Wednesday, October 23, 2013

Greg - CO #1 - Grammar

I had a great first experience with CO.  Ms. Ramos is a good teacher to observe.  She opened the class with a pleasant and even humorous tone, doing a role call, thanking them, checking her pronunciation of their names, and not sounding negative for a no-show.  She had a positive, upbeat, and encouraging voice.

Throughout the lesson, she used their names.  (There were no, "And you, how would you answer this?) She kept the class moving, but didn't leave anyone behind, asking for questions before moving on.  She also used a lot of terms like "I would love to..." and "I am excited that..."  This, along with positive reinforcements to responses, kept the class positive for learning.

Ms.
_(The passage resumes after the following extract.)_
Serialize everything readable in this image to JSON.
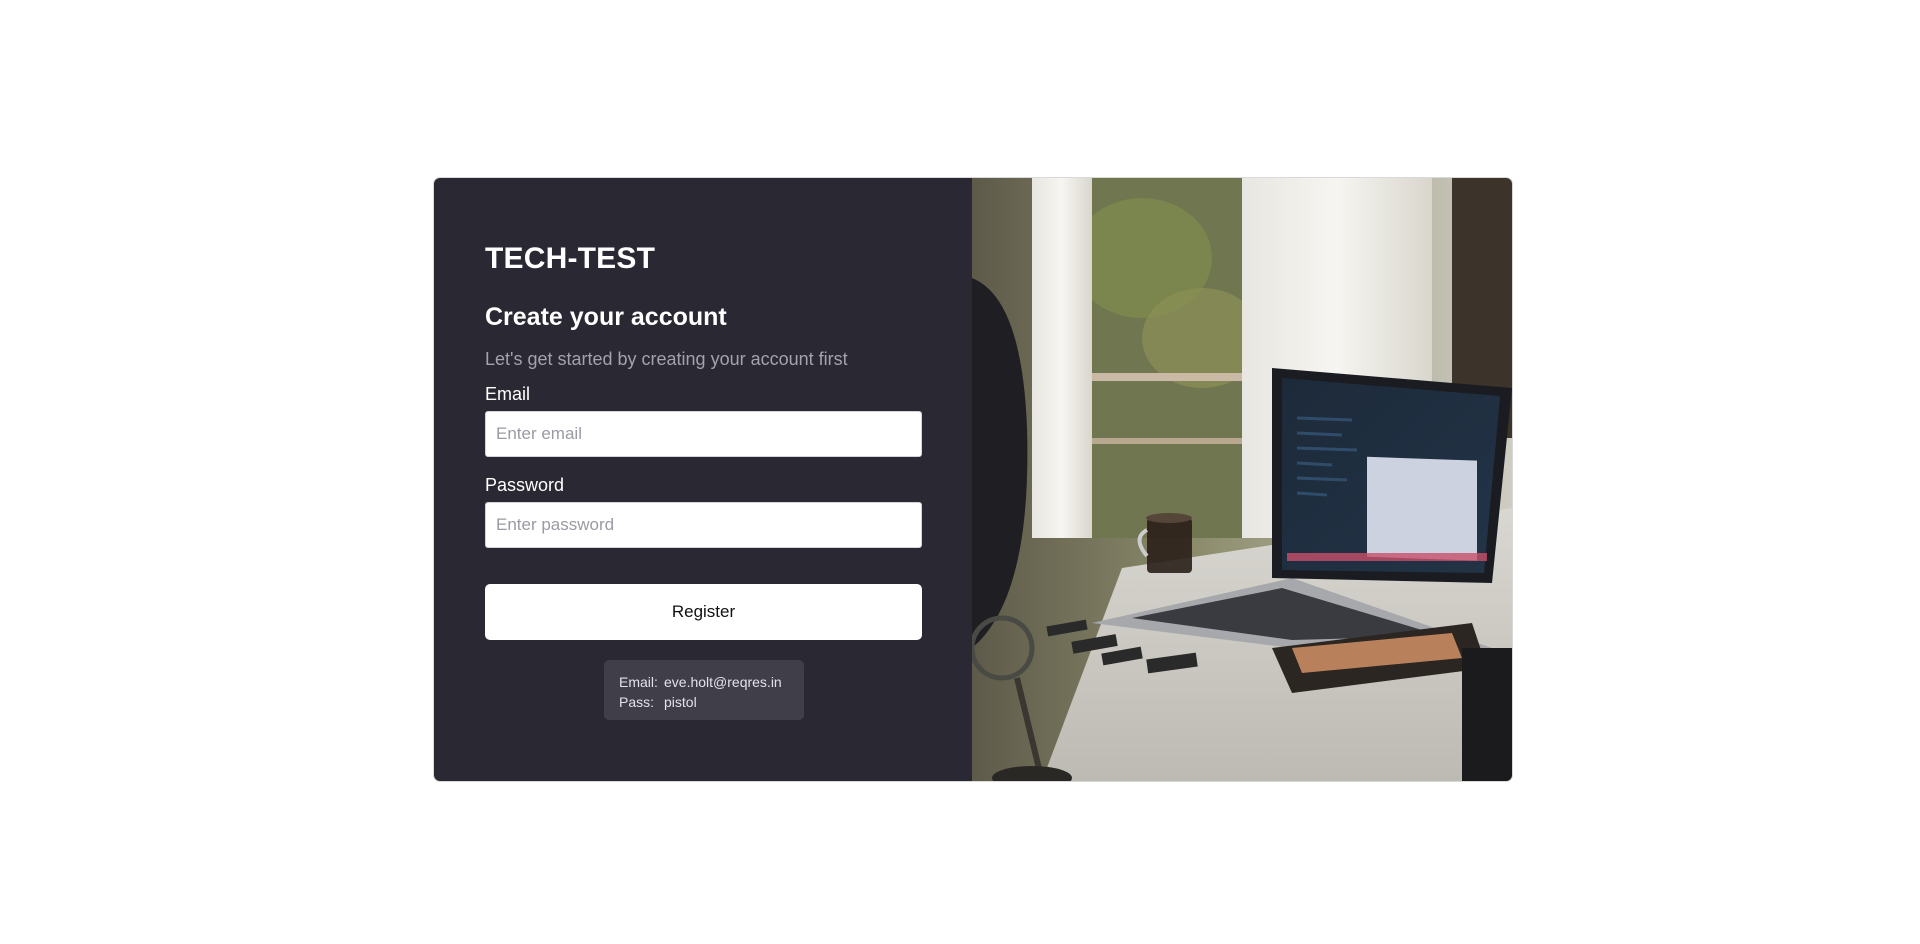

Ramos remained standing and active around the front of the classroom.  She walked toward those she called on or answered.  Once she used the placement of her body apart from the class and among the class to make an illustration of how the pronouns "you" and "we" are used.

Her activities where highly student centered.  Instead of "telling" grammar, she "gathered" grammar from the knowledge they had in them, adding to it or kindly making corrects.  This interaction was consistent throughout the class.

For evaluation, the teacher gave out a survey, explaining it with illustrations.  Students were to fill it out at the end of class or before the next class.  This survey will help her to understand the level, needs, and goals of the students, particularly helping her to discern if someone is on the verge of a language promotion to the next level.  The teacher also gave many opportunities for students to respond to her questions and to share what they knew on subjects.  This gave her feedback she needed for evaluation and how to proceed.

The class went smoothly, with no other language chatter or dominating students.  No one seemed to have anything causing their language study anxiety level to go up.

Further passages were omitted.